“Why do I keep on drifting? Yes, I wish I knew why? I am not aware of the reason myself. Why do I keep on drifting?”
Avijeet Das
In a previous blog post I talked about Gap analysis, the process of determining which asserts you own are under Infrastructure-as-Code (IaC) management. Once you have identified those assets and bought them under IaC, there are still issues which can occur. One of those is “drift” which is when the code model of your resources in IaC differs from the reality of the deployed resources.
Drift may occur for many reasons, some of which are :
- A change has been made to the IaC model but not deployed yet.
- A change has been manually made to the deployed asset.

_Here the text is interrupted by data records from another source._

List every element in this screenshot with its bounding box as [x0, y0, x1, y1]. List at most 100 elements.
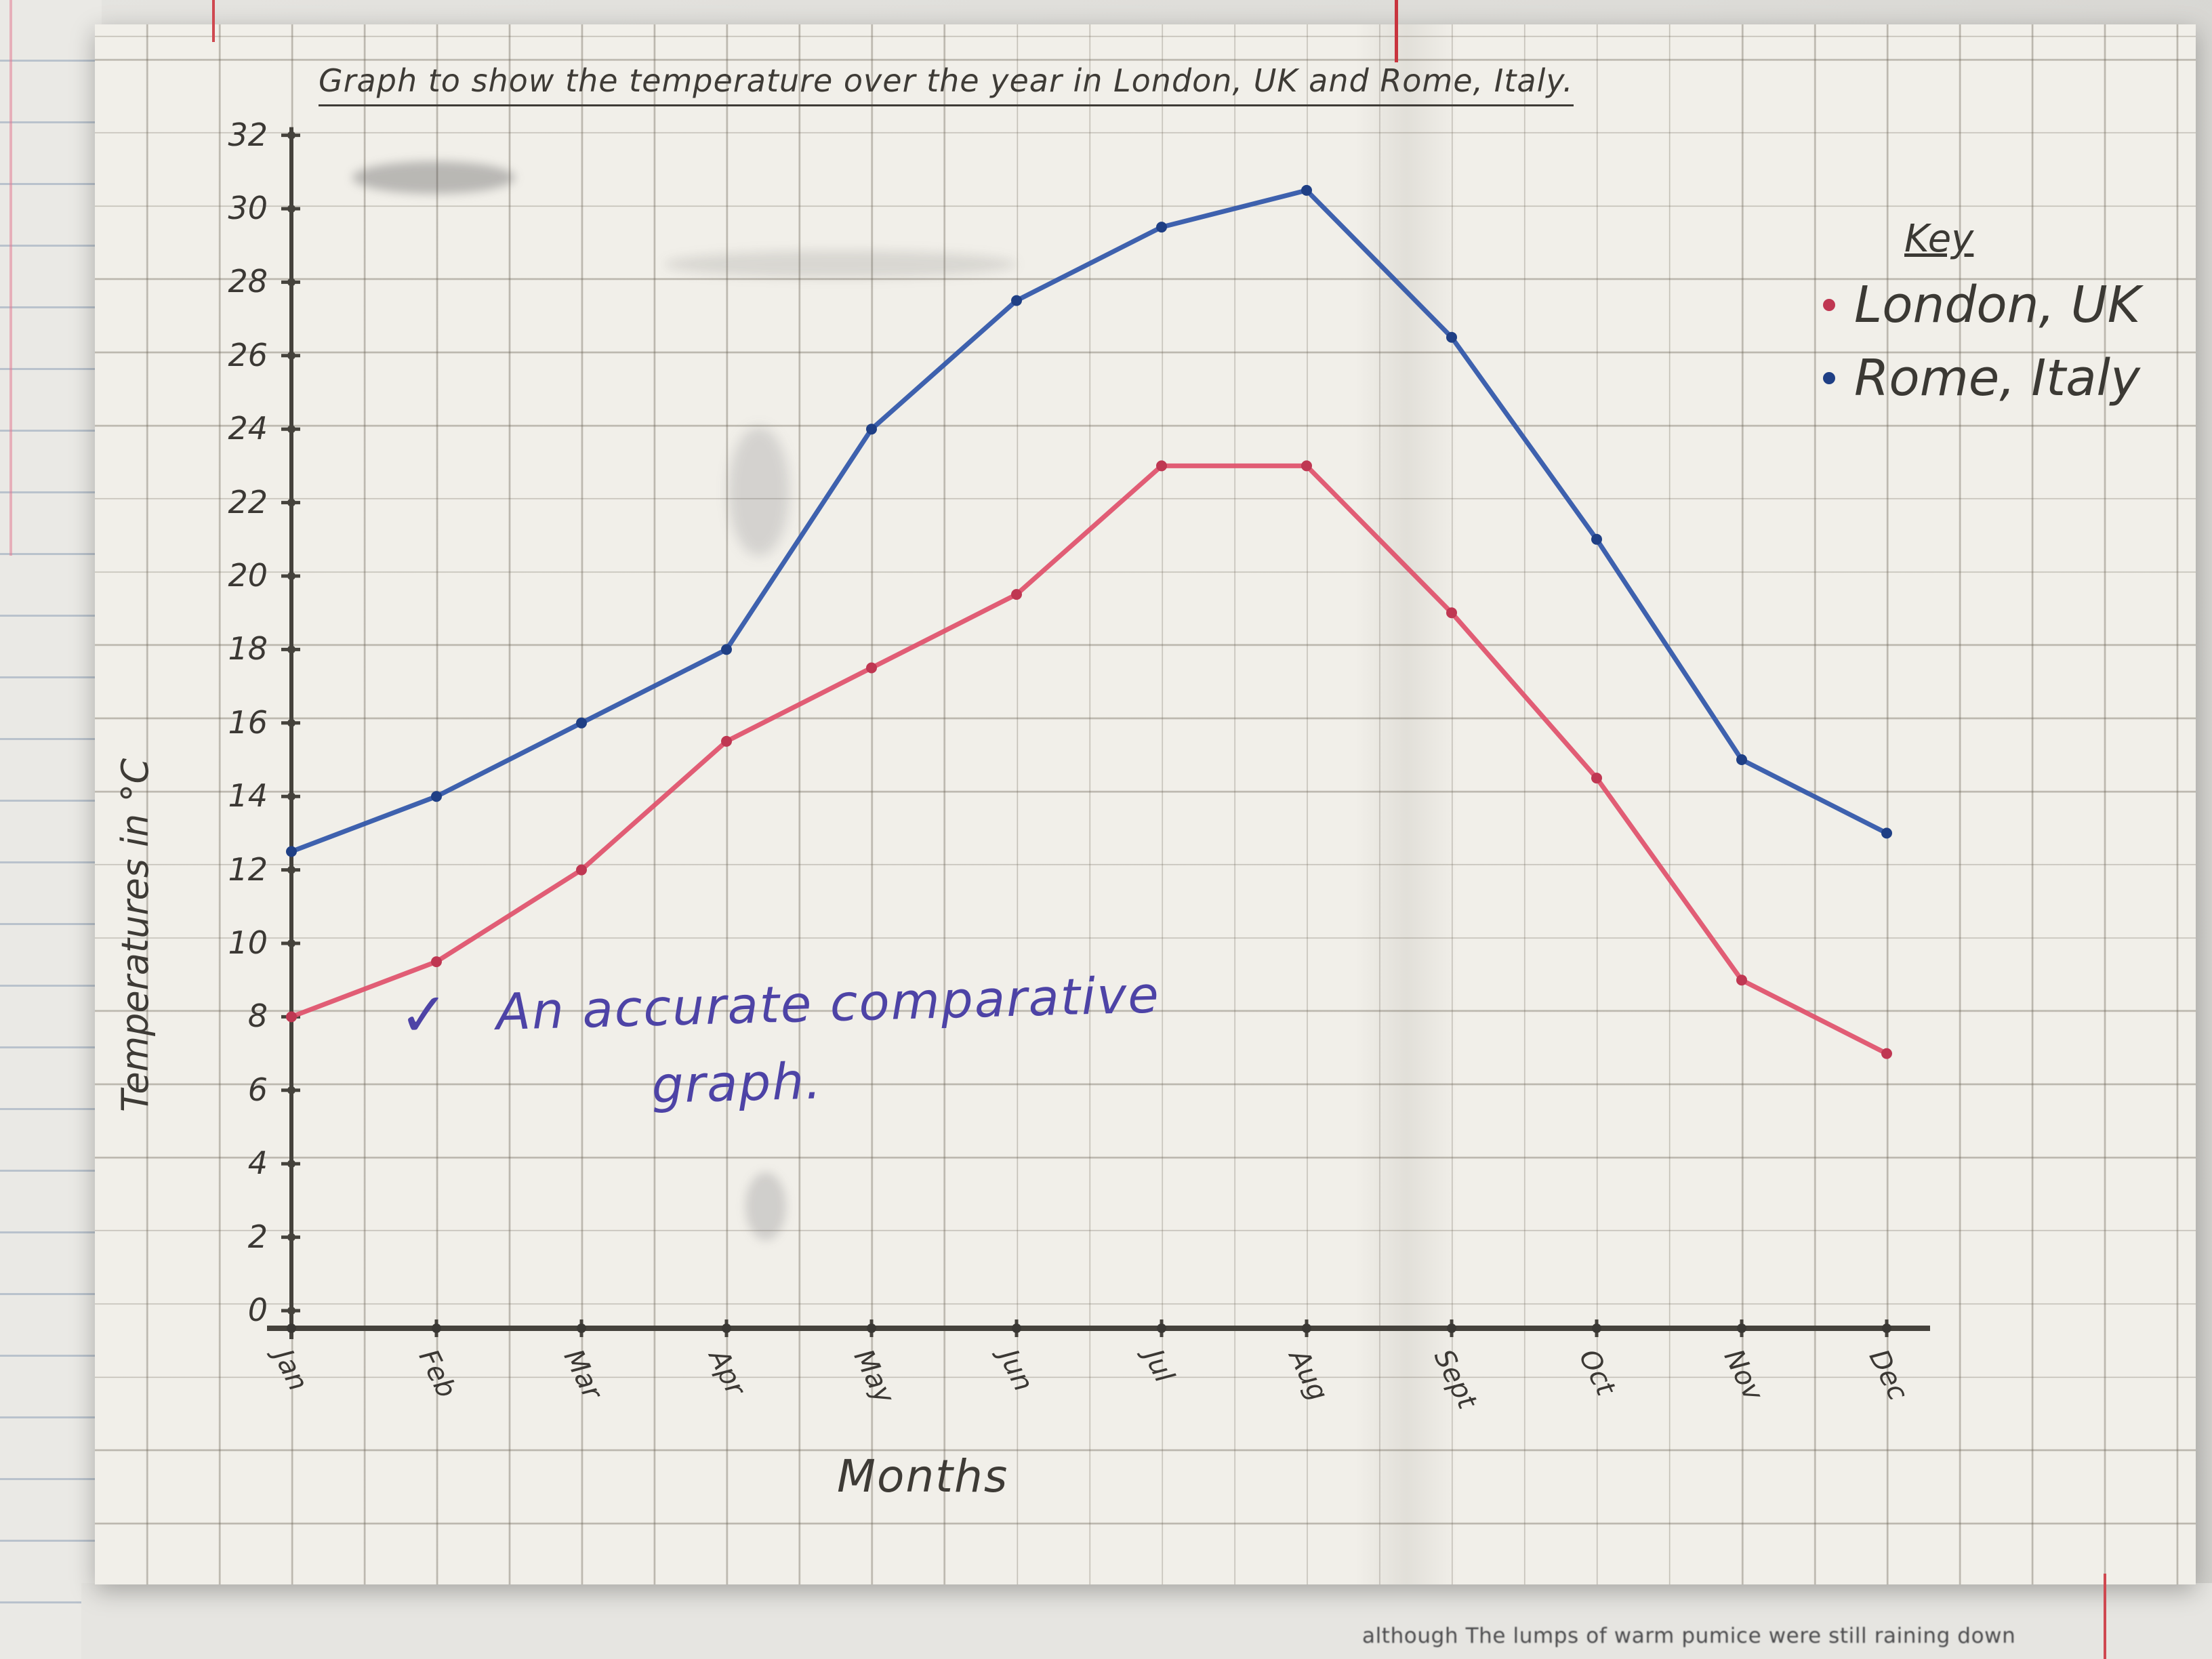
y-tick-label: 14: [228, 777, 268, 815]
x-tick-dot: [1737, 1324, 1746, 1333]
series-point: [1881, 1048, 1892, 1059]
y-tick-dot: [287, 939, 295, 947]
y-tick-label: 16: [228, 703, 268, 741]
y-tick-label: 26: [228, 336, 268, 373]
y-tick-label: 10: [228, 924, 268, 961]
chart-legend: Key London, UK Rome, Italy: [1823, 217, 2140, 407]
series-point: [431, 791, 442, 802]
series-point: [286, 1011, 297, 1023]
series-point: [1301, 184, 1312, 196]
series-point: [431, 956, 442, 968]
series-point: [1301, 460, 1312, 472]
y-axis-label: Temperatures in °C: [114, 758, 157, 1113]
y-tick-label: 2: [247, 1218, 268, 1255]
pencil-smudge: [729, 427, 790, 556]
y-tick-dot: [287, 792, 295, 801]
series-point: [866, 424, 877, 435]
series-point: [866, 662, 877, 674]
pencil-smudge: [745, 1172, 786, 1240]
y-tick-label: 4: [247, 1145, 268, 1182]
notebook-margin-line: [9, 0, 12, 556]
y-tick-label: 22: [228, 483, 268, 520]
y-tick-label: 8: [247, 998, 268, 1035]
legend-title: Key: [1904, 217, 1974, 261]
series-point: [1446, 607, 1457, 619]
y-tick-dot: [287, 645, 295, 654]
series-line-1: [289, 188, 1889, 854]
series-point: [721, 644, 732, 655]
y-tick-dot: [287, 131, 295, 140]
x-tick-dot: [577, 1324, 586, 1333]
legend-label-rome: Rome, Italy: [1854, 349, 2140, 407]
y-tick-dot: [287, 865, 295, 874]
series-point: [576, 717, 587, 729]
x-tick-dot: [432, 1324, 441, 1333]
y-tick-dot: [287, 718, 295, 727]
x-tick-dot: [1157, 1324, 1166, 1333]
y-tick-label: 20: [228, 557, 268, 594]
graph-paper-grid: [95, 24, 2196, 1584]
series-point: [1156, 460, 1167, 472]
y-tick-label: 32: [228, 116, 268, 153]
rome-series-dot-icon: [1823, 372, 1835, 384]
series-point: [1156, 222, 1167, 233]
y-tick-dot: [287, 498, 295, 507]
pencil-smudge: [664, 251, 1017, 278]
legend-entry-london: London, UK: [1823, 276, 2140, 334]
series-point: [1881, 827, 1892, 839]
notebook-ruled-paper: [0, 0, 102, 1659]
red-pen-mark: [212, 0, 215, 42]
series-point: [1736, 975, 1747, 986]
y-tick-label: 0: [247, 1292, 268, 1328]
series-point: [576, 864, 587, 876]
legend-entry-rome: Rome, Italy: [1823, 349, 2140, 407]
y-tick-label: 24: [228, 410, 268, 447]
series-point: [1011, 589, 1022, 600]
series-line-0: [289, 463, 1889, 1057]
legend-label-london: London, UK: [1854, 276, 2141, 334]
y-tick-dot: [287, 1307, 295, 1315]
series-point: [1446, 331, 1457, 343]
y-tick-dot: [287, 205, 295, 213]
x-tick-dot: [1012, 1324, 1021, 1333]
teacher-checkmark-icon: ✓: [398, 979, 450, 1050]
series-point: [286, 846, 297, 857]
x-tick-dot: [722, 1324, 731, 1333]
x-tick-dot: [1447, 1324, 1456, 1333]
pencil-smudge: [352, 161, 515, 194]
y-tick-label: 12: [228, 851, 268, 888]
y-tick-dot: [287, 278, 295, 287]
x-tick-dot: [287, 1324, 296, 1333]
series-point: [1591, 533, 1602, 545]
printed-book-text: although The lumps of warm pumice were s…: [1362, 1624, 2016, 1648]
y-tick-label: 28: [228, 263, 268, 300]
y-tick-dot: [287, 425, 295, 434]
paper-fold-shadow: [1355, 24, 1457, 1584]
chart-title: Graph to show the temperature over the y…: [319, 62, 1574, 106]
y-tick-label: 18: [228, 630, 268, 668]
x-tick-dot: [867, 1324, 876, 1333]
y-tick-dot: [287, 351, 295, 360]
y-tick-label: 30: [228, 190, 268, 226]
red-pen-mark: [1395, 0, 1398, 62]
series-point: [1736, 754, 1747, 765]
series-point: [721, 735, 732, 747]
x-tick-dot: [1592, 1324, 1601, 1333]
graph-paper-sheet: [95, 24, 2196, 1584]
x-axis-label: Months: [837, 1450, 1009, 1502]
london-series-dot-icon: [1823, 299, 1835, 311]
y-tick-label: 6: [247, 1071, 268, 1108]
x-tick-dot: [1882, 1324, 1891, 1333]
series-point: [1591, 773, 1602, 784]
series-point: [1011, 295, 1022, 306]
y-tick-dot: [287, 1086, 295, 1094]
x-tick-dot: [1302, 1324, 1311, 1333]
y-tick-dot: [287, 1160, 295, 1168]
notebook-page-bottom: [81, 1583, 2212, 1659]
red-pen-mark: [2104, 1574, 2106, 1659]
teacher-annotation: ✓ An accurate comparative graph.: [398, 966, 1163, 1121]
y-tick-dot: [287, 1233, 295, 1242]
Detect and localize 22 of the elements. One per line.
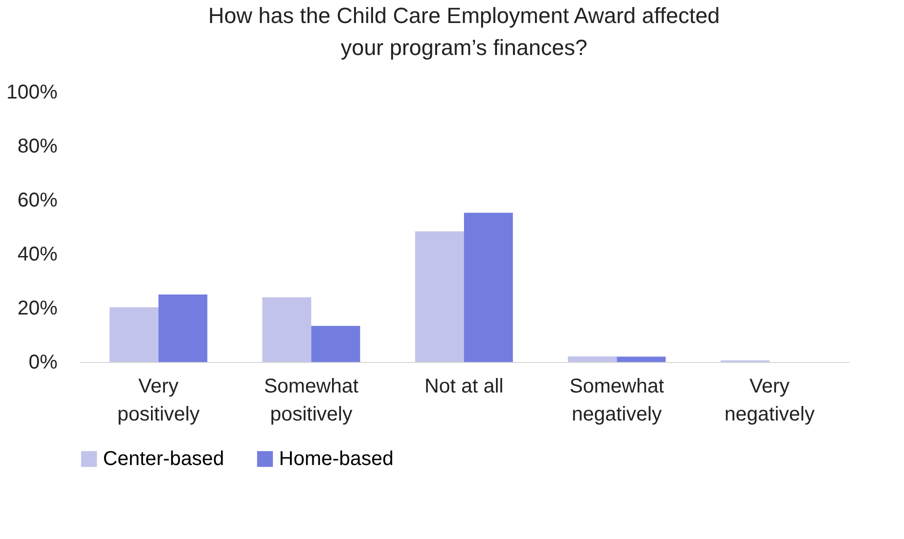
y-tick-label: 60% (17, 190, 58, 212)
legend-label: Center-based (103, 448, 224, 470)
x-tick-label: Very positively (117, 376, 200, 426)
legend-label: Home-based (279, 448, 394, 470)
y-tick-label: 100% (6, 82, 58, 104)
y-tick-label: 20% (17, 298, 58, 320)
bar (262, 297, 312, 362)
chart-title: How has the Child Care Employment Award affected your program’s finances? (208, 3, 720, 60)
bar (415, 231, 464, 362)
bar (311, 326, 360, 362)
bar (616, 356, 666, 362)
x-tick-label: Somewhat positively (264, 376, 359, 426)
bar (158, 294, 208, 362)
x-tick-label: Not at all (424, 376, 504, 398)
y-tick-label: 0% (28, 352, 58, 374)
y-tick-label: 80% (17, 136, 58, 158)
x-tick-label: Somewhat negatively (570, 376, 664, 426)
x-tick-label: Very negatively (724, 376, 815, 426)
y-tick-label: 40% (17, 244, 58, 266)
bar (110, 307, 158, 362)
bar (464, 212, 513, 362)
bar (568, 356, 617, 362)
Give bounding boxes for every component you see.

- An implicit change has occurred, such as if there is a new version of software to be deployed
- The terraform provider has been changed, which may happen if it is a thirdparty library such as the AWS or Google Cloud (GCP) providers. Often such as change is an new API field being added.
Terraform has the plan command, which will help us to determine what has changed. I like to run all my terraform plans at least once a week to generate a report on all the drift in my environments. Terraform helps with this as there is a toggle to ask for JSON output on the terrafrom plans. Using this JSON output is not trivial however as it is pretty verbose. With a little bit of post-processing we may however extract the needed information and aggregate it into a comprehensive view data model.
Having marshaled the complete set of drift in our environments as JSON, it is then a standard case of rending the JSON into a usable report, which I do using the python template language JINJA2. As in the previous case of gap analysis, some of our changes we wish to be whitelisted as we do not care about them (e.g. GKE versions change very rapidly, so we usually only want to know about major version changes).
This technique an also be applied for impact analysis, which is the process of identifying the changes which will be made by your IaC tooling if a deployment is applied.
Techniques like gap analysis and drift analysis are powerful ways to know what your assets are and to keep your IaC model of those assets in sync with the reality of what is deployed. Impact analysis allows us to run deployment plans with confidence as we know before the act what changes will be applied.
Of course these techniques work with tools other than terraform, such as ArgoCD, Ansible, Helm etc.